Well, believe it or not, Winter finally arrived here in Qatar too for a few days recently, with cold winds and temperatures dipping right down to a paltry 14 degrees overnight and rising to no more than 21 degrees in the day. The boys had to dig out their school fleeces, which still look brand new 16 months after buying them due to lack of use, and I couldn't help but feel a chill even with my jeans and jumper wrapped tightly around me! It's laughable really as I know that if I had still been living in the UK we would have been walking around in rather skimpier clothing and saying what a beautiful day it was, but things somehow change once you've  been living in the desert for 17 months! 



Many people dream of living in year round sunshine and here in the Middle East that's certainly what you get. After the coolness of last week we are back to temperatures of 29 degrees with beautiful cloudless skies, and the weather is perfect for trips to the park and other outdoor pursuits.
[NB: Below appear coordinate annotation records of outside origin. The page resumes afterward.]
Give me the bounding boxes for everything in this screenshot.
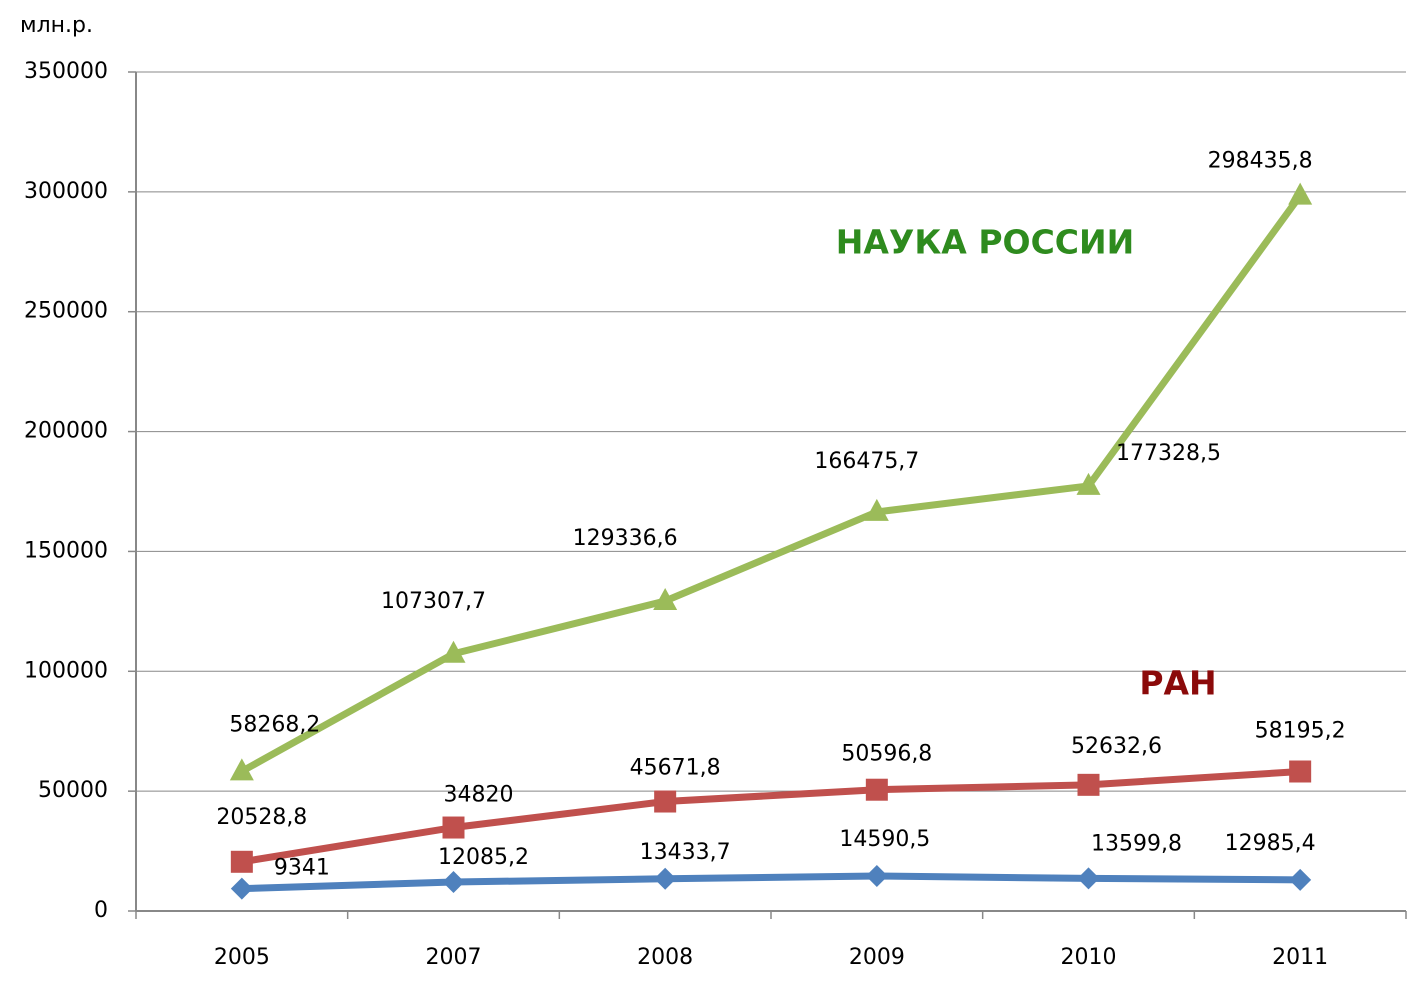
data-label: 14590,5 bbox=[839, 827, 930, 852]
x-tick-label: 2011 bbox=[1272, 945, 1328, 970]
data-label: 50596,8 bbox=[841, 742, 932, 767]
y-tick-label: 0 bbox=[94, 898, 108, 923]
x-tick-label: 2009 bbox=[849, 945, 905, 970]
series-line bbox=[241, 872, 1301, 893]
data-label: 129336,6 bbox=[573, 526, 678, 551]
data-label: 13433,7 bbox=[640, 840, 731, 865]
y-tick-label: 200000 bbox=[24, 419, 108, 444]
y-axis-label: млн.р. bbox=[20, 13, 93, 38]
marker bbox=[1289, 760, 1312, 783]
x-tick-label: 2010 bbox=[1061, 945, 1117, 970]
marker bbox=[442, 816, 465, 839]
data-label: 12985,4 bbox=[1225, 831, 1316, 856]
marker bbox=[865, 778, 888, 801]
marker bbox=[1076, 472, 1101, 495]
marker bbox=[229, 758, 254, 781]
series-line bbox=[241, 768, 1301, 866]
marker bbox=[654, 867, 677, 890]
marker bbox=[230, 850, 253, 873]
data-label: 45671,8 bbox=[630, 756, 721, 781]
y-tick-label: 50000 bbox=[38, 778, 108, 803]
data-label: 58195,2 bbox=[1255, 718, 1346, 743]
data-label: 298435,8 bbox=[1208, 149, 1313, 174]
data-label: 58268,2 bbox=[229, 712, 320, 737]
x-tick-label: 2008 bbox=[637, 945, 693, 970]
marker bbox=[1077, 773, 1100, 796]
marker bbox=[653, 587, 678, 610]
x-tick-label: 2005 bbox=[214, 945, 270, 970]
marker bbox=[1077, 867, 1100, 890]
series-name: РАН bbox=[1139, 664, 1216, 703]
data-label: 13599,8 bbox=[1091, 831, 1182, 856]
y-tick-label: 300000 bbox=[24, 179, 108, 204]
marker bbox=[441, 640, 466, 663]
data-label: 52632,6 bbox=[1071, 734, 1162, 759]
marker bbox=[1289, 868, 1312, 891]
data-label: 177328,5 bbox=[1116, 441, 1221, 466]
data-label: 107307,7 bbox=[381, 589, 486, 614]
data-label: 20528,8 bbox=[216, 805, 307, 830]
marker bbox=[230, 877, 253, 900]
marker bbox=[864, 498, 889, 521]
x-tick-label: 2007 bbox=[426, 945, 482, 970]
y-tick-label: 250000 bbox=[24, 299, 108, 324]
data-label: 12085,2 bbox=[438, 845, 529, 870]
marker bbox=[1288, 182, 1313, 205]
data-label: 34820 bbox=[444, 783, 514, 808]
y-tick-label: 150000 bbox=[24, 538, 108, 563]
data-label: 166475,7 bbox=[814, 449, 919, 474]
y-tick-label: 100000 bbox=[24, 658, 108, 683]
series-name: НАУКА РОССИИ bbox=[836, 223, 1135, 262]
y-tick-label: 350000 bbox=[24, 59, 108, 84]
marker bbox=[654, 790, 677, 813]
series-line bbox=[240, 193, 1303, 775]
marker bbox=[865, 865, 888, 888]
marker bbox=[442, 871, 465, 894]
data-label: 9341 bbox=[274, 856, 330, 881]
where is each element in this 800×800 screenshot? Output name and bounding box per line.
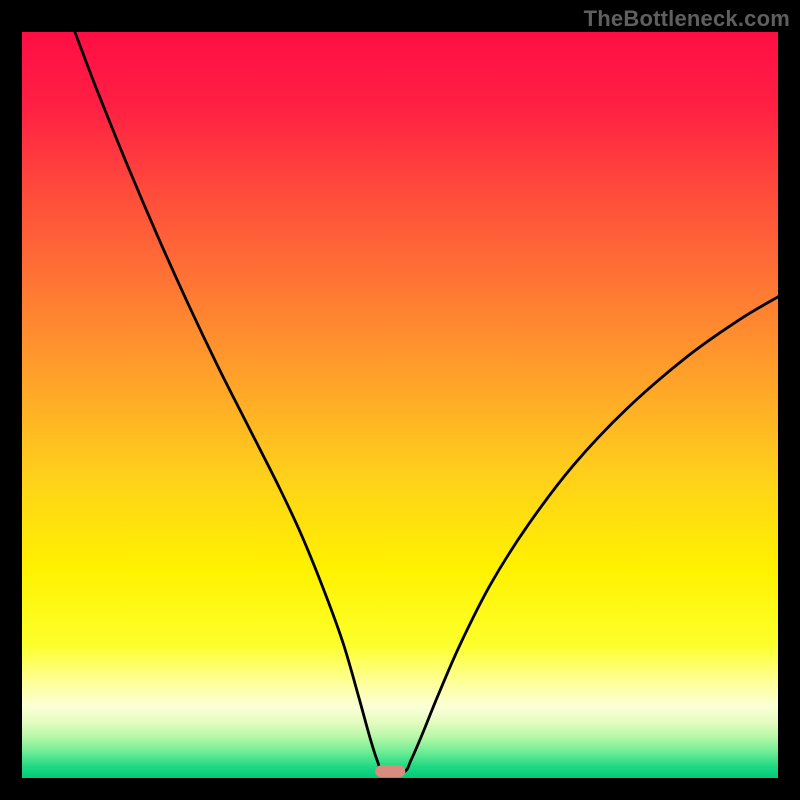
figure-frame: TheBottleneck.com — [0, 0, 800, 800]
optimal-marker — [375, 765, 405, 777]
plot-area — [22, 32, 778, 778]
chart-svg — [22, 32, 778, 778]
gradient-background — [22, 32, 778, 778]
watermark-text: TheBottleneck.com — [584, 6, 790, 32]
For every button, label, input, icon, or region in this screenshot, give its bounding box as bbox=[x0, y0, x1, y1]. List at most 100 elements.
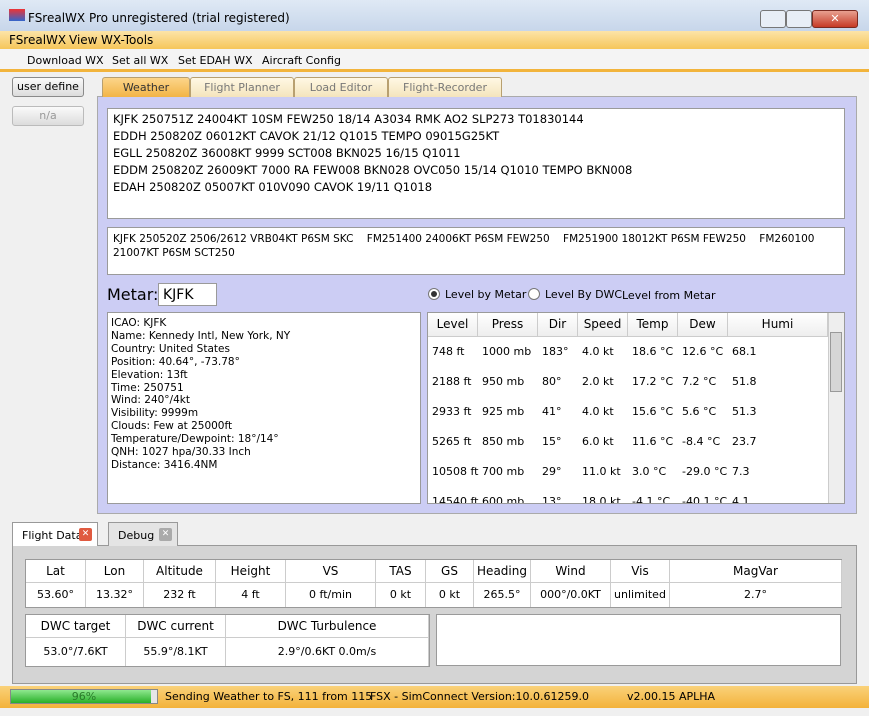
toolbar-button[interactable]: Set all WX bbox=[112, 54, 169, 67]
info-line: Position: 40.64°, -73.78° bbox=[111, 355, 240, 368]
tab-close[interactable]: ✕ bbox=[159, 528, 172, 541]
table-cell: 0 kt bbox=[426, 583, 474, 607]
menu-bar bbox=[0, 31, 869, 49]
table-cell: 18.0 kt bbox=[582, 495, 621, 504]
info-line: Time: 250751 bbox=[111, 381, 184, 394]
station-info: ICAO: KJFK Name: Kennedy Intl, New York, … bbox=[107, 312, 421, 504]
column-header[interactable]: Humi bbox=[728, 313, 828, 337]
table-cell: -40.1 °C bbox=[682, 495, 728, 504]
tab-label: Debug bbox=[118, 529, 155, 542]
toolbar-button[interactable]: Aircraft Config bbox=[262, 54, 341, 67]
maximize-button[interactable] bbox=[786, 10, 812, 28]
bottom-tab[interactable]: Debug ✕ bbox=[108, 522, 178, 546]
column-header: DWC Turbulence bbox=[226, 615, 429, 638]
table-cell: 55.9°/8.1KT bbox=[126, 638, 226, 666]
table-cell: 6.0 kt bbox=[582, 435, 614, 448]
table-cell: 17.2 °C bbox=[632, 375, 674, 388]
table-cell: 232 ft bbox=[144, 583, 216, 607]
info-line: Visibility: 9999m bbox=[111, 407, 199, 420]
info-line: Distance: 3416.4NM bbox=[111, 458, 218, 471]
bottom-tab[interactable]: Flight Data ✕ bbox=[12, 522, 98, 546]
table-cell: 23.7 bbox=[732, 435, 757, 448]
taf-text-area[interactable]: KJFK 250520Z 2506/2612 VRB04KT P6SM SKC … bbox=[107, 227, 845, 275]
table-cell: 925 mb bbox=[482, 405, 525, 418]
side-button[interactable]: user define bbox=[12, 77, 84, 97]
column-header[interactable]: Dew bbox=[678, 313, 728, 337]
tab-close[interactable]: ✕ bbox=[79, 528, 92, 541]
close-button[interactable]: ✕ bbox=[812, 10, 858, 28]
column-header: MagVar bbox=[670, 560, 842, 583]
column-header[interactable]: Temp bbox=[628, 313, 678, 337]
metar-line: EDDH 250820Z 06012KT CAVOK 21/12 Q1015 T… bbox=[113, 129, 500, 143]
table-cell: 850 mb bbox=[482, 435, 525, 448]
table-cell: 600 mb bbox=[482, 495, 525, 504]
sim-version: FSX - SimConnect Version:10.0.61259.0 bbox=[370, 690, 589, 703]
column-header: Lat bbox=[26, 560, 86, 583]
menu-item[interactable]: FSrealWX bbox=[9, 33, 67, 47]
column-header: Lon bbox=[86, 560, 144, 583]
metar-line: EGLL 250820Z 36008KT 9999 SCT008 BKN025 … bbox=[113, 146, 461, 160]
menu-item[interactable]: WX-Tools bbox=[101, 33, 154, 47]
radio-label[interactable]: Level by Metar bbox=[445, 288, 527, 301]
minimize-button[interactable] bbox=[760, 10, 786, 28]
radio-button[interactable] bbox=[528, 288, 540, 300]
table-cell: 5.6 °C bbox=[682, 405, 717, 418]
table-cell: 11.6 °C bbox=[632, 435, 674, 448]
tab[interactable]: Flight Planner bbox=[190, 77, 294, 97]
radio-button[interactable] bbox=[428, 288, 440, 300]
table-cell: 10508 ft bbox=[432, 465, 479, 478]
levels-table: Level Press Dir Speed Temp Dew Humi 748 ft 1000 … bbox=[427, 312, 845, 504]
table-cell: 4 ft bbox=[216, 583, 286, 607]
level-source: Level from Metar bbox=[622, 289, 716, 302]
table-cell: 15.6 °C bbox=[632, 405, 674, 418]
table-cell: 0 kt bbox=[376, 583, 426, 607]
table-cell: 51.8 bbox=[732, 375, 757, 388]
table-cell: 15° bbox=[542, 435, 562, 448]
column-header[interactable]: Press bbox=[478, 313, 538, 337]
column-header: GS bbox=[426, 560, 474, 583]
metar-text-area[interactable]: KJFK 250751Z 24004KT 10SM FEW250 18/14 A… bbox=[107, 108, 845, 219]
table-cell: 80° bbox=[542, 375, 562, 388]
side-button: n/a bbox=[12, 106, 84, 126]
progress-fill bbox=[11, 690, 152, 703]
column-header: DWC target bbox=[26, 615, 126, 638]
column-header[interactable]: Speed bbox=[578, 313, 628, 337]
table-cell: 7.3 bbox=[732, 465, 750, 478]
radio-label[interactable]: Level By DWC bbox=[545, 288, 623, 301]
column-header: Wind bbox=[531, 560, 611, 583]
table-cell: 13.32° bbox=[86, 583, 144, 607]
tab[interactable]: Flight-Recorder bbox=[388, 77, 502, 97]
info-line: Elevation: 13ft bbox=[111, 368, 188, 381]
table-cell: 51.3 bbox=[732, 405, 757, 418]
table-cell: 5265 ft bbox=[432, 435, 472, 448]
column-header[interactable]: Dir bbox=[538, 313, 578, 337]
toolbar-button[interactable]: Set EDAH WX bbox=[178, 54, 253, 67]
tab[interactable]: Load Editor bbox=[294, 77, 388, 97]
toolbar-button[interactable]: Download WX bbox=[27, 54, 104, 67]
table-cell: -8.4 °C bbox=[682, 435, 721, 448]
table-cell: 183° bbox=[542, 345, 569, 358]
metar-line: KJFK 250751Z 24004KT 10SM FEW250 18/14 A… bbox=[113, 112, 584, 126]
menu-item[interactable]: View bbox=[69, 33, 98, 47]
progress-label: 96% bbox=[71, 690, 97, 703]
scroll-thumb[interactable] bbox=[830, 332, 842, 392]
table-cell: 3.0 °C bbox=[632, 465, 667, 478]
metar-input[interactable]: KJFK bbox=[158, 283, 217, 306]
column-header: DWC current bbox=[126, 615, 226, 638]
info-line: QNH: 1027 hpa/30.33 Inch bbox=[111, 446, 251, 458]
table-cell: 748 ft bbox=[432, 345, 465, 358]
empty-panel bbox=[436, 614, 841, 666]
progress-bar: 96% bbox=[10, 689, 158, 704]
table-cell: 4.1 bbox=[732, 495, 750, 504]
column-header[interactable]: Level bbox=[428, 313, 478, 337]
table-cell: 1000 mb bbox=[482, 345, 532, 358]
info-line: Wind: 240°/4kt bbox=[111, 394, 190, 407]
app-icon bbox=[9, 9, 25, 21]
table-cell: 000°/0.0KT bbox=[531, 583, 611, 607]
table-cell: -29.0 °C bbox=[682, 465, 728, 478]
table-cell: 7.2 °C bbox=[682, 375, 717, 388]
table-cell: 53.60° bbox=[26, 583, 86, 607]
tab[interactable]: Weather bbox=[102, 77, 190, 97]
window-title: FSrealWX Pro unregistered (trial registe… bbox=[28, 11, 290, 25]
table-cell: 2188 ft bbox=[432, 375, 472, 388]
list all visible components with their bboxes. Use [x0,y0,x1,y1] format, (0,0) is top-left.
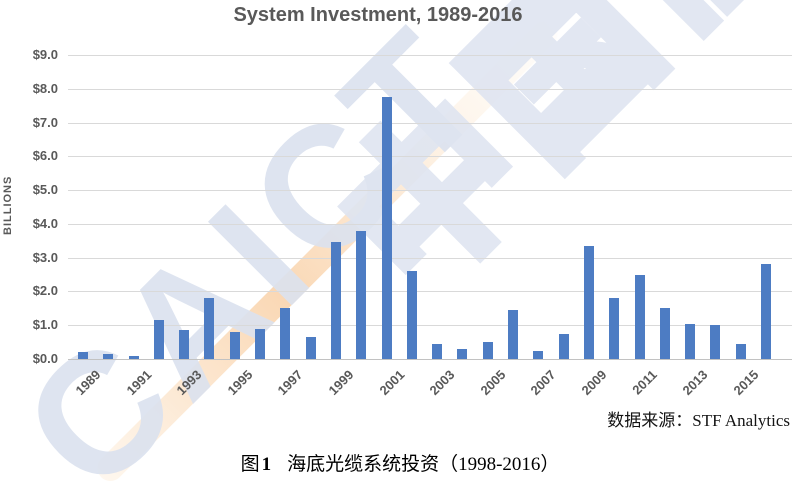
bar-1998 [305,337,316,359]
bar-2006 [508,310,519,359]
x-tick-label: 2011 [629,367,661,398]
x-tick-label: 2013 [679,367,711,399]
figure-caption-label: 图 [240,454,260,475]
bar-2010 [609,298,620,359]
x-tick-label: 1997 [274,367,306,399]
y-tick-label: $9.0 [32,47,58,62]
y-tick-label: $7.0 [32,114,58,130]
bar-1997 [280,308,291,359]
gridline [68,257,792,259]
bar-1993 [179,330,190,359]
y-tick-label: $2.0 [32,283,58,299]
bar-1994 [204,298,215,359]
bar-2011 [634,274,645,359]
y-tick-label: $5.0 [32,182,58,198]
bar-2004 [457,348,468,359]
bar-2002 [406,271,417,359]
bar-2016 [761,264,771,359]
data-source-note: 数据来源：STF Analytics [607,411,790,430]
figure-caption: 图 1 海底光缆系统投资（1998-2016） [0,449,800,476]
chart-title: System Investment, 1989-2016 [233,4,523,26]
bar-chart: System Investment, 1989-2016 BILLIONS $0… [2,4,792,399]
bar-2001 [381,97,392,359]
bar-1999 [330,242,341,359]
y-tick-label: $0.0 [32,351,58,366]
bar-2014 [710,325,721,359]
bar-1989 [78,352,88,359]
x-tick-label: 1995 [224,367,256,399]
y-tick-label: $3.0 [32,249,58,265]
x-tick-label: 2001 [376,367,408,399]
x-tick-label: 2003 [426,367,458,399]
x-tick-label: 1999 [325,367,357,399]
x-tick-label: 2015 [730,367,762,399]
x-tick-label: 2005 [477,367,509,399]
gridline [68,55,792,56]
bar-1990 [103,353,114,359]
bar-1995 [229,331,240,359]
gridline [68,291,792,293]
gridline [68,88,792,90]
bar-2000 [356,230,367,359]
gridline [68,223,792,225]
bar-1992 [153,320,164,359]
plot-area [68,55,792,360]
figure-caption-text: 海底光缆系统投资（1998-2016） [287,454,560,475]
x-tick-label: 2007 [527,367,559,399]
x-tick-label: 1989 [72,367,104,399]
x-tick-label: 1993 [173,367,205,399]
gridline [68,190,792,192]
gridline [68,325,792,327]
gridline [68,122,792,124]
x-axis-line [68,359,792,360]
y-axis-title: BILLIONS [2,175,14,236]
y-tick-label: $6.0 [32,148,58,164]
bar-2009 [583,245,594,359]
x-tick-label: 2009 [578,367,610,399]
gridline [68,156,792,158]
bar-1991 [128,355,139,359]
bar-2015 [735,343,746,359]
x-tick-label: 1991 [123,367,155,399]
y-tick-label: $1.0 [32,317,58,333]
bar-1996 [255,328,266,359]
figure-caption-number: 1 [261,454,272,475]
bar-2013 [685,323,696,359]
bar-2008 [558,333,569,359]
y-tick-label: $4.0 [32,215,58,231]
y-tick-label: $8.0 [32,80,58,96]
bar-2007 [533,350,544,359]
bar-2005 [482,342,493,359]
bar-2003 [432,343,443,359]
bar-2012 [659,308,670,359]
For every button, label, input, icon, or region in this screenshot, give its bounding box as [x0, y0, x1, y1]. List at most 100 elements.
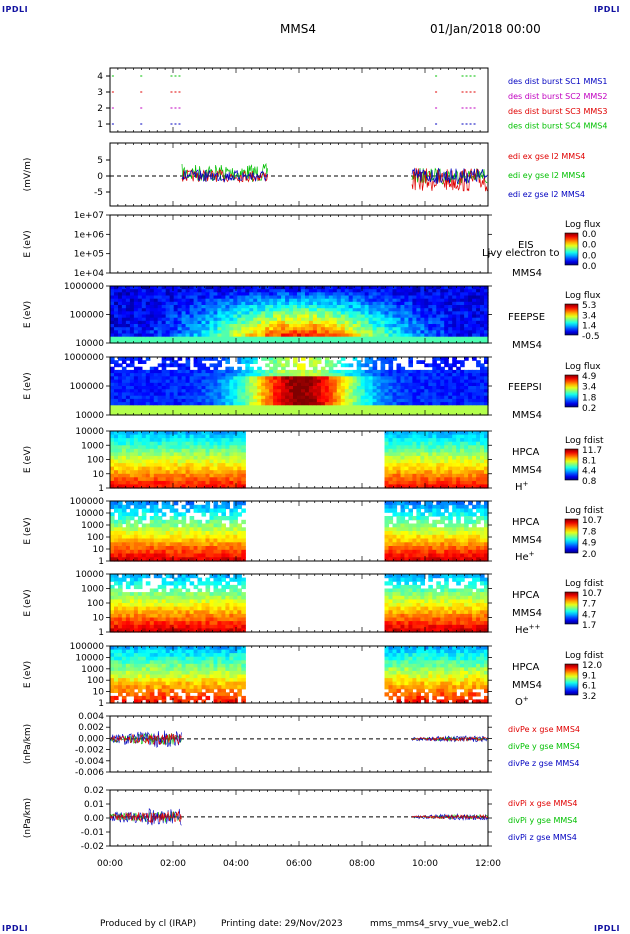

Between now and June the temperatures will however slowly creep up until we hit the peak of Summer, at which time air conditioned buildings will become our refuge. 

The reality is that, for a couple of months of the year, collecting the boys from school at lunchtime in temperatures exceeding 40 degrees is not much fun and it usually involves leaving the car engine running in the school car park with the air con on full blast, making a quick dash to the classrooms (no point in walking slowly as you will be dripping in sweat 2 seconds after getting out the car regardless!) and returning as quickly as possible to the vehicle with the kids. On returning home, another shower and change of clothing is usually in order! 

If you don't want to risk sunstroke between May and September, visits to the Compound swimming pool only become possible from 4pm, as the sun is setting (which incidentally is very beautiful here in the desert) and outdoor activities are generally limited to short, sharp bursts. Once the schools close for the long summer break at the end of June, it is no surprise that the expat community leave in their droves to travel to cooler climates for the duration of the holidays. We then all return early in September to suffer yet another couple of months of intense heat  before finally getting to enjoy our lives in the sunshine again from late October.

It does rain occasionally here but, in the 17 months we have lived here, I can count those occasions on 2 hands - and most of those times were nothing more than a few splodges for 10 minutes or so. Villas and roads have not been designed with rain in mind so, on the couple of  times it has properly poured, roads have quickly become flooded due to lack of drainage, and water has made an unwelcome appearance in our home, due to insufficient sealant around the windows and gaps at the bottom of the doors! It's funny to see how all the children dash outside to have fun in the rain, when it does come, because when you don't have it, you find yourself yearning for it!

In fact there is something quite glorious about the seasonal weather of the UK - hearing the birds sing and seeing new flowers budding in the Spring, smelling freshly cut grass in the Summer, walking through the crunchy Autumn leaves with the smell of bonfires burning, and then of course there is the crisp chill of Winter and chance of snow showers to get excited about. But for now I guess I can only dream about these things, as I lie back on my sunbed and continue to enjoy my winter in the sunshine!